Qu’il puisse y avoir des pervers à se glisser dans un groupe volontairement non structuré, ça ne vous étonnera pas. On peut juste espérer qu’ils ne soient pas trop nombreux. Et croyez-vous qu’à La Défense, et sur les autres camps en France, il n’y ait aucun « original » ? Evidemment non. Qui a fréquenté un peu un camp, n’aura pas manqué de le constater. Des originaux il y en a, un peu voire même très perturbés, et pourtant tolérés. Et certainement mieux tolérés que certains de ces individus louches dont la seule action n’aura été que de semer la zizanie. Ces individus généralement appelés…les « infiltrés ». Croyez-vous que l’on ait usé d’aucun autre moyen pour épuiser les campeurs que les sacs de canettes de bière et d’alcool fort déposés discrètement ? Et que d’autres moyens ne seront pas employés dans l’avenir ? Et c’est pourquoi, plutôt que d’avoir à tenter de les dénoncer, j‘ai souhaité chercher à les prévenir, en informant de ce qui s’est déjà fait.

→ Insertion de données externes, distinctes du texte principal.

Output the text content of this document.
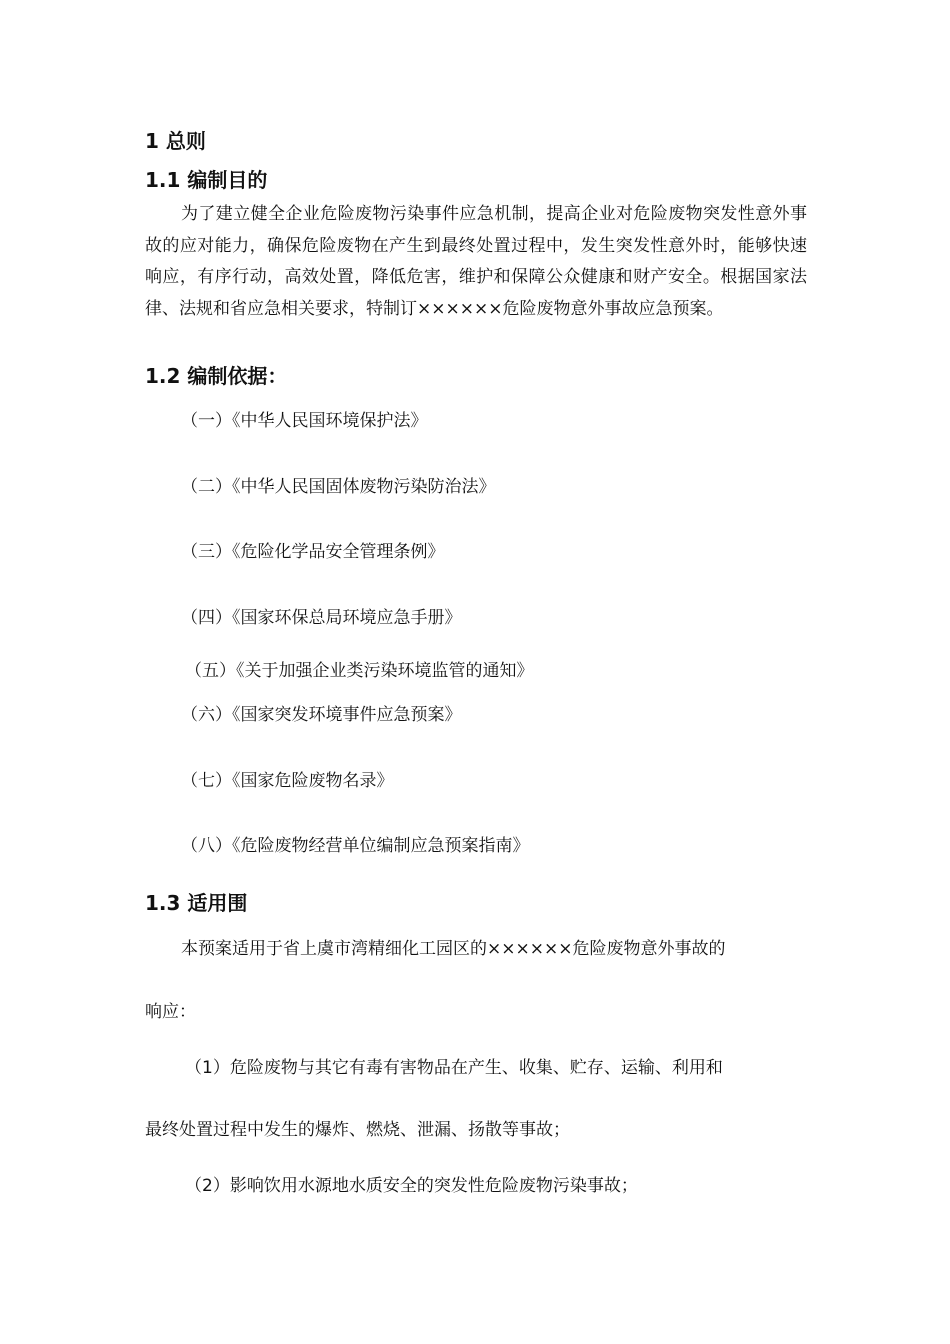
1 总则
1.1 编制目的
为了建立健全企业危险废物污染事件应急机制，提高企业对危险废物突发性意外事故的应对能力，确保危险废物在产生到最终处置过程中，发生突发性意外时，能够快速响应，有序行动，高效处置，降低危害，维护和保障公众健康和财产安全。根据国家法律、法规和省应急相关要求，特制订××××××危险废物意外事故应急预案。
1.2 编制依据：
（一）《中华人民国环境保护法》
（二）《中华人民国固体废物污染防治法》
（三）《危险化学品安全管理条例》
（四）《国家环保总局环境应急手册》
（五）《关于加强企业类污染环境监管的通知》
（六）《国家突发环境事件应急预案》
（七）《国家危险废物名录》
（八）《危险废物经营单位编制应急预案指南》
1.3 适用围
本预案适用于省上虞市湾精细化工园区的××××××危险废物意外事故的
响应：
（1）危险废物与其它有毒有害物品在产生、收集、贮存、运输、利用和
最终处置过程中发生的爆炸、燃烧、泄漏、扬散等事故；
（2）影响饮用水源地水质安全的突发性危险废物污染事故；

Ce qui en réalité devrait relever du travail de journalistes professionnels.
Une presse, des média, des journalistes indignes.
Ainsi, et par le biais de cet accent aigu, petit signe linguistique servant d’outil aux journalistes dans leur travail quotidien, un signe de la forme d’une épine, probablement enchâssé, et douloureusement, dans le doigt de quelques-uns d’entre eux, et de leurs patrons de presse, ceux-ci ont fait le choix en voulant l’ignorer, de s’engager résolument du coté des indignes. Et par ce choix d’insulter leur profession d’une manière très réellement préoccupante en tentant de salir le mouvement des Indigné(e)s, un mouvement valeureux, courageux, apparemment suffisamment dérangeant, suffisamment subversif au regard de certains pouvoirs, pour justifier à leurs yeux de méthodes profondément scandaleuses. Et qui devraient être condamnées ; mais le seront-elles ? Un mouvement qui par sa seule volonté d’exister, focalise et dévoile un peu plus au travers de l’expression ahurissante de certaines de leurs caricatures relatées ici, les trop fréquentes pratiques manipulatoires plus ou moins conscientes des média..
Il me parait souhaitable et urgent qu’un nouveau « mai 68 » éclose dans les rédactions d’un certain nombre de média mainstream. Et que les journalistes, déjà, s’autorisent à reconquérir leur liberté de penser, puis remettent les financiers à leur place.
(Ce papier est aussi une façon de contribuer à la célébration par les Indigné(e)s du monde entier du 63è anniversaire de la Déclaration Universelle des Droits de l’Homme. Les français(e)s sont invités à participer aux manifestations qui se dérouleront samedi 10 décembre à partir de 14 h de la place de Clichy à la place de Stalingrad à Paris, et dans plusieurs autres villes de France 10 décembre : Journée mondiale des Indignés, les RDV en France - AgoraVox le média citoyen ).